El “Messy Baked Chicken” es una deliciosa variante del clásico pollo asado. Esta versión puede incluir una mezcla de verduras y especias que se combinan con los jugos del pollo durante la cocción, creando un plato rico y sabroso. A continuación describo la receta:

Ingredientes

  • 1 pollo entero (aprox. 1,2-1,5 kg)
  • 2 patatas medianas
  • 2 zanahorias
  • 1 cebolla
  • 2 dientes de ajo
  • 1 ramita de romero
  • 1 ramita de salvia
  • 1 hoja de laurel
  • 150 ml de vino blanco
  • Aceite de oliva virgen extra
  • Sal y pimienta c.s.

Preparación

  1. Preparar el pollo limpiándolo, secándolo y eliminando posibles residuos de plumas.
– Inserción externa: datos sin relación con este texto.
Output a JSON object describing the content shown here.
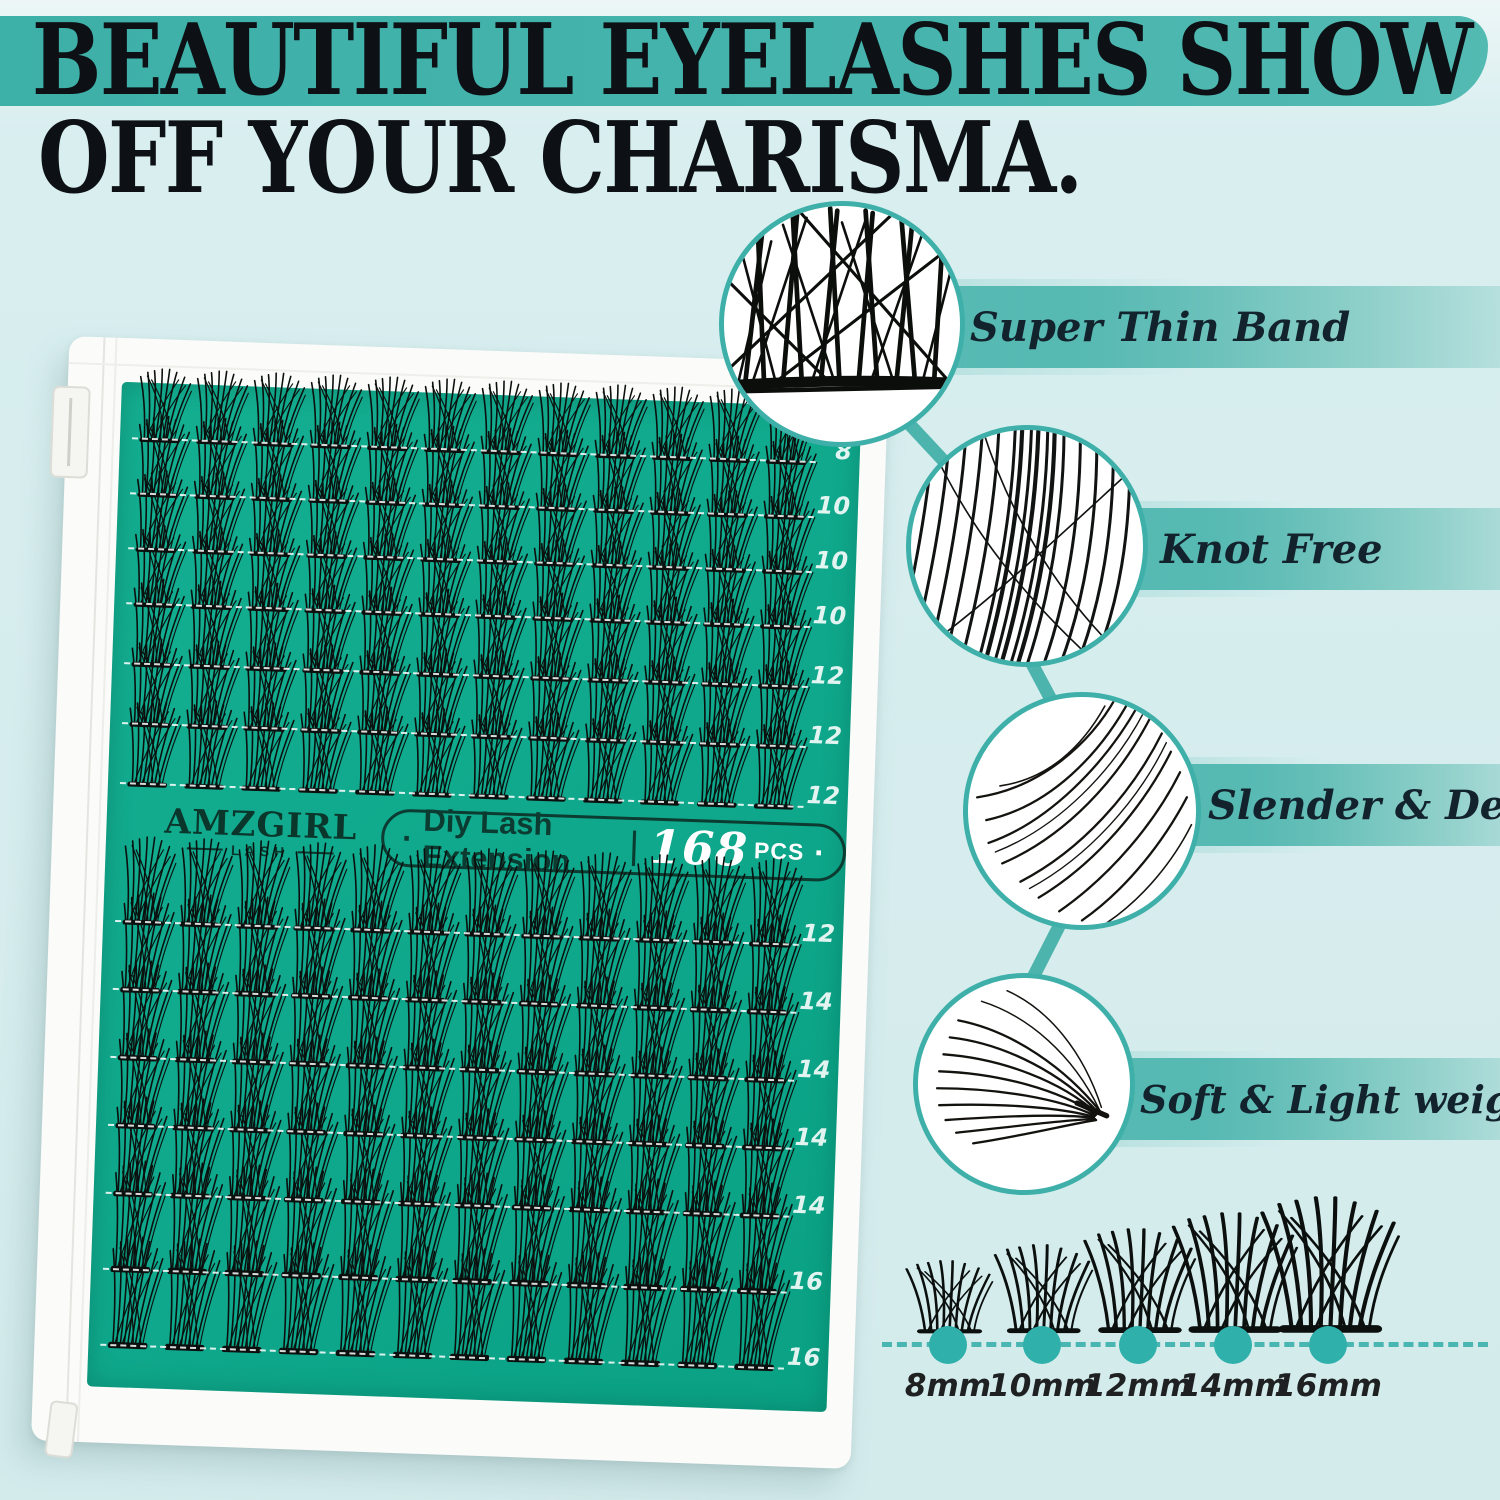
{
  "headline": {
    "line1": "BEAUTIFUL EYELASHES SHOW",
    "line2": "OFF YOUR CHARISMA."
  },
  "brand": {
    "name": "AMZGIRL",
    "sub": "LASH"
  },
  "tray_label": {
    "dot_left": "·",
    "title": "Diy Lash Extension",
    "divider": "|",
    "count": "168",
    "unit": "PCS",
    "dot_right": "·"
  },
  "tray": {
    "clusters_per_row": 12,
    "top_rows": [
      "8",
      "10",
      "10",
      "10",
      "12",
      "12",
      "12"
    ],
    "bottom_rows": [
      "12",
      "14",
      "14",
      "14",
      "14",
      "16",
      "16"
    ]
  },
  "features": [
    {
      "label": "Super Thin Band"
    },
    {
      "label": "Knot Free"
    },
    {
      "label": "Slender & Dense"
    },
    {
      "label": "Soft & Light weight"
    }
  ],
  "size_chart": {
    "sizes": [
      "8mm",
      "10mm",
      "12mm",
      "14mm",
      "16mm"
    ]
  },
  "colors": {
    "background": "#d6edee",
    "banner_teal": "#46b4ad",
    "tray_green": "#0fa88c",
    "accent_teal": "#3fb0a9",
    "text_dark": "#0d1115"
  }
}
Precalentar el horno a 190 °C.
  2. Pelar las patatas y las zanahorias, luego cortarlas en trozos no demasiado pequeños. Cortar la cebolla en rodajas y aplastar los dientes de ajo.
  3. En una bandeja, colocar el pollo en el centro y disponer las verduras preparadas alrededor. Añadir la ramita de romero, la salvia y la hoja de laurel.
  4. Verter un generoso chorro de aceite de oliva virgen extra sobre el pollo y las verduras, luego espolvorear todo con sal y pimienta al gusto.
  5. Verter el vino blanco en la bandeja, teniendo cuidado de no verterlo directamente sobre el pollo para no quitar el condimento.
  6. Hornear el pollo y cocinarlo durante aproximadamente 1 hora y 30 minutos. Durante la cocción, regar ocasionalmente el pollo con sus jugos de cocción, para mantener la carne tierna y jugosa.
  7. Comprobar la cocción del pollo insertando un palillo en la parte más gruesa: si sale un líquido claro, sin trazas rosadas, el pollo está listo.
  8. Dejar reposar el pollo unos minutos antes de servirlo con las verduras y la salsa formada.

Curiosidades

El nombre “messy” proviene del método de cocción mixto, en el que pollo y verduras se “mezclan” entre sí con sus jugos y aromas, creando un sabor rústico y casero muy apreciado.

Si no se tiene vino blanco a disposición, se puede sustituir por caldo de pollo o incluso con un poco de agua y un toque de vinagre para equilibrar los sabores. Recuerde que en la cocina también es importante improvisar y personalizar las recetas según los propios gustos y los ingredientes disponibles.